People are sexual beings, and this includes people with disabilities. The narrative around sexuality and disabilities is changing, thanks to nonprofits like Point of View. Still, we need to work towards normalizing this experience for everyone.

The same applies to marriage and parenthood. For people relying on government benefits for income, they can be at risk of losing their benefits if they move in or marry their significant other. Their “household income” now includes any income from a partner, which could push someone over the income limit required to receive benefits and services.

Moving in together and getting married, exciting steps in any romantic relationship, now feel like a penalty.
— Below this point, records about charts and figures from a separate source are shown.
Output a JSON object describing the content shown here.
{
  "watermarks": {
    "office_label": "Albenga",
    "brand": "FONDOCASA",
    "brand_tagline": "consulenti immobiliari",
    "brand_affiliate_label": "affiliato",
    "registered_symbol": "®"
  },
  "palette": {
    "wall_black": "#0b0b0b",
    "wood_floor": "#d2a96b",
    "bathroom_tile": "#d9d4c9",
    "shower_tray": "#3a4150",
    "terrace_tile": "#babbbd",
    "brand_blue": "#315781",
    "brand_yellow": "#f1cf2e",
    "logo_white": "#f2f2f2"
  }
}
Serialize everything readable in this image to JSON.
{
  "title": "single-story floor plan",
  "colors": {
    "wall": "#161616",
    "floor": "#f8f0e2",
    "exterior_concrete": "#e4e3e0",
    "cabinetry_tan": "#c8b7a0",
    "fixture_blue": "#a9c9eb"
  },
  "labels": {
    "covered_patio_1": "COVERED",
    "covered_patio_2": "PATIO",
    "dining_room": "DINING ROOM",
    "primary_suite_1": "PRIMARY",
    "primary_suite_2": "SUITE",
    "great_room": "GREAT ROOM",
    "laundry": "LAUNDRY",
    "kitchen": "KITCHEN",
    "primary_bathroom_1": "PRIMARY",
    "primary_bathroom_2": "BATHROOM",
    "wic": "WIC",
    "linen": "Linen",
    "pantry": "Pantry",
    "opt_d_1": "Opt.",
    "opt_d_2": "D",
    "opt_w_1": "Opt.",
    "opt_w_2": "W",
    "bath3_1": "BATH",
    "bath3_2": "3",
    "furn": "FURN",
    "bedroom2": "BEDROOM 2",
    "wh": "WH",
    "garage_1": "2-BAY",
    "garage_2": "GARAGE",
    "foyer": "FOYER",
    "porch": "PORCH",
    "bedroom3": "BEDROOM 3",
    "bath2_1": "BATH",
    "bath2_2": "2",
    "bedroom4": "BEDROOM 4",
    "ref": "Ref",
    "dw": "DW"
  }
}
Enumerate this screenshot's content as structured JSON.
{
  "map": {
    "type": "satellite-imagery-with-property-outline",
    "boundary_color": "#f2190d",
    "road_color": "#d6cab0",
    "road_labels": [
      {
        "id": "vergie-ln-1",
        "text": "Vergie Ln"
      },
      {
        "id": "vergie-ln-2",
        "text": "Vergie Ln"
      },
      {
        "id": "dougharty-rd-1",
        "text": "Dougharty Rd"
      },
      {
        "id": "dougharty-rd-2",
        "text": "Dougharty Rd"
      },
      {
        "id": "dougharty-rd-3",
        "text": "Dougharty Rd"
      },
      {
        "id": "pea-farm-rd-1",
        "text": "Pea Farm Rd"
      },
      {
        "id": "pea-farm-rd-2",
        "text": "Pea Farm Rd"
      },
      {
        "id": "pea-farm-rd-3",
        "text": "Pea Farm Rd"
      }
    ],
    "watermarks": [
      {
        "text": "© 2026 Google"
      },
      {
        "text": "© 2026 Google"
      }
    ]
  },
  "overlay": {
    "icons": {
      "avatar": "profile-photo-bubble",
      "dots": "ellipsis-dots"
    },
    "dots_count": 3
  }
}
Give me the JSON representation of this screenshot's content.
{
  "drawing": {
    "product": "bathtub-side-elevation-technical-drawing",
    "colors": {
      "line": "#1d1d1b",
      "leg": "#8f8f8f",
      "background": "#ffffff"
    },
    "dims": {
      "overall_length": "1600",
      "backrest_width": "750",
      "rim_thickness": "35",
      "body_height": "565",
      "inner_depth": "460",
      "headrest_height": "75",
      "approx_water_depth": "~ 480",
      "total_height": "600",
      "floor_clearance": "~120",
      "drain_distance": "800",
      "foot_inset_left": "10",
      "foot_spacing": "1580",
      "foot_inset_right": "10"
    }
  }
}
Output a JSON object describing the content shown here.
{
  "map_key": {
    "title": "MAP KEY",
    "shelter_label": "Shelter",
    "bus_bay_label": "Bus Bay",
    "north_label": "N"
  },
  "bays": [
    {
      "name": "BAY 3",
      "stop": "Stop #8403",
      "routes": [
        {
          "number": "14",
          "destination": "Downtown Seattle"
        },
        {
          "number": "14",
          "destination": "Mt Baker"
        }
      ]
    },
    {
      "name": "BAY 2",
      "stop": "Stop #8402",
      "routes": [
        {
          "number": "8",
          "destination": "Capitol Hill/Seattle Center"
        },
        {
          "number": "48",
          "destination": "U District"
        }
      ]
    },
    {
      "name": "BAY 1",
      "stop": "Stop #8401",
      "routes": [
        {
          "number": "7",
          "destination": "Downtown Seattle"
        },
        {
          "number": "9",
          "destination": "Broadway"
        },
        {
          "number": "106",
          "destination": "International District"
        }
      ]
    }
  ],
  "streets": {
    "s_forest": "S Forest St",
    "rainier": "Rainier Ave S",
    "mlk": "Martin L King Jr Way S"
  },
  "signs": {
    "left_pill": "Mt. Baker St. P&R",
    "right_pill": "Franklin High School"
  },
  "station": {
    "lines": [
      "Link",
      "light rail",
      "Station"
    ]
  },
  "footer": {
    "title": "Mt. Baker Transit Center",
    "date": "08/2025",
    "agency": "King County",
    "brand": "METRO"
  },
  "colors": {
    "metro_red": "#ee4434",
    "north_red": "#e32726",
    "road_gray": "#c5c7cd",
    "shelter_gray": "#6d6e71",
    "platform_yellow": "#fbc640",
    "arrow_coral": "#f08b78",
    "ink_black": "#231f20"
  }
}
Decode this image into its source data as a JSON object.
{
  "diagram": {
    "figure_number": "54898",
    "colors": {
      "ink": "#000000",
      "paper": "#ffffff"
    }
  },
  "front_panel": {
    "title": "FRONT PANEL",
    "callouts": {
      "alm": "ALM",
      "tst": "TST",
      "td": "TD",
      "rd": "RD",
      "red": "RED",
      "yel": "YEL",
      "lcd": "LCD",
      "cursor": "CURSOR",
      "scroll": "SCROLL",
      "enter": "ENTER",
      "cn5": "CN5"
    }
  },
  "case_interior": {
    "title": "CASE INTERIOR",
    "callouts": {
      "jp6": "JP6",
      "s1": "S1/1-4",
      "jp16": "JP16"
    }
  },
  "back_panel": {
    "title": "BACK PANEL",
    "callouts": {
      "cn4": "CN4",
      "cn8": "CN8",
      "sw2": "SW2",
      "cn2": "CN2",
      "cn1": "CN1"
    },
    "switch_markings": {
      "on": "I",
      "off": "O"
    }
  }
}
Dominick Evans, a disability and LGBTQ advocate, spoke with Audacity Magazine about his fear of losing benefits once he marries his partner. Dominick explains the financial burden he might impose on his partner if they were to get married because he would lose essential healthcare services. It seems as though policy is now weighing in on social norms for people with disabilities, perpetuating the assumption that people with disabilities must not want to live with their partner or get married.

And on that note, let’s also talk about having kids—another very common and normal desire that many people have, regardless of their individual identities. While it’s wrong to assume that every women wants to become a mother, it’s equally as wrong to assume that women with disabilities don’t want to have children. We should all agree to let women (and men) decide this for themselves without making assumptions one way or the other.

Yes, there may be fears around safety when it comes to sexuality or parenthood, but we cannot address those concerns with the removal of these experiences altogether. We must first acknowledge everyone’s right to these things, and then offer support where needed. For example, Sara knows that when she has children, she will have to learn new ways of keeping her children safe – ways that someone with sight might not use. She can try audio cues to hear where her children are, and she can set up safety barriers to keep them in the same room as her. The art of parenting may need to be done a little bit differently, but it is still a possible (and safe) experience that Sara and all women with disabilities are entitled to.

People (and policies) need to open their hearts to the belief that people with disabilities can have romantic relationships. We can go on dates, we can fall head over heels in love, and we can have very messy breakups. We can get married, buy a house together, and have children. It may not look the same as when other people do it, but that doesn’t mean it can’t be done.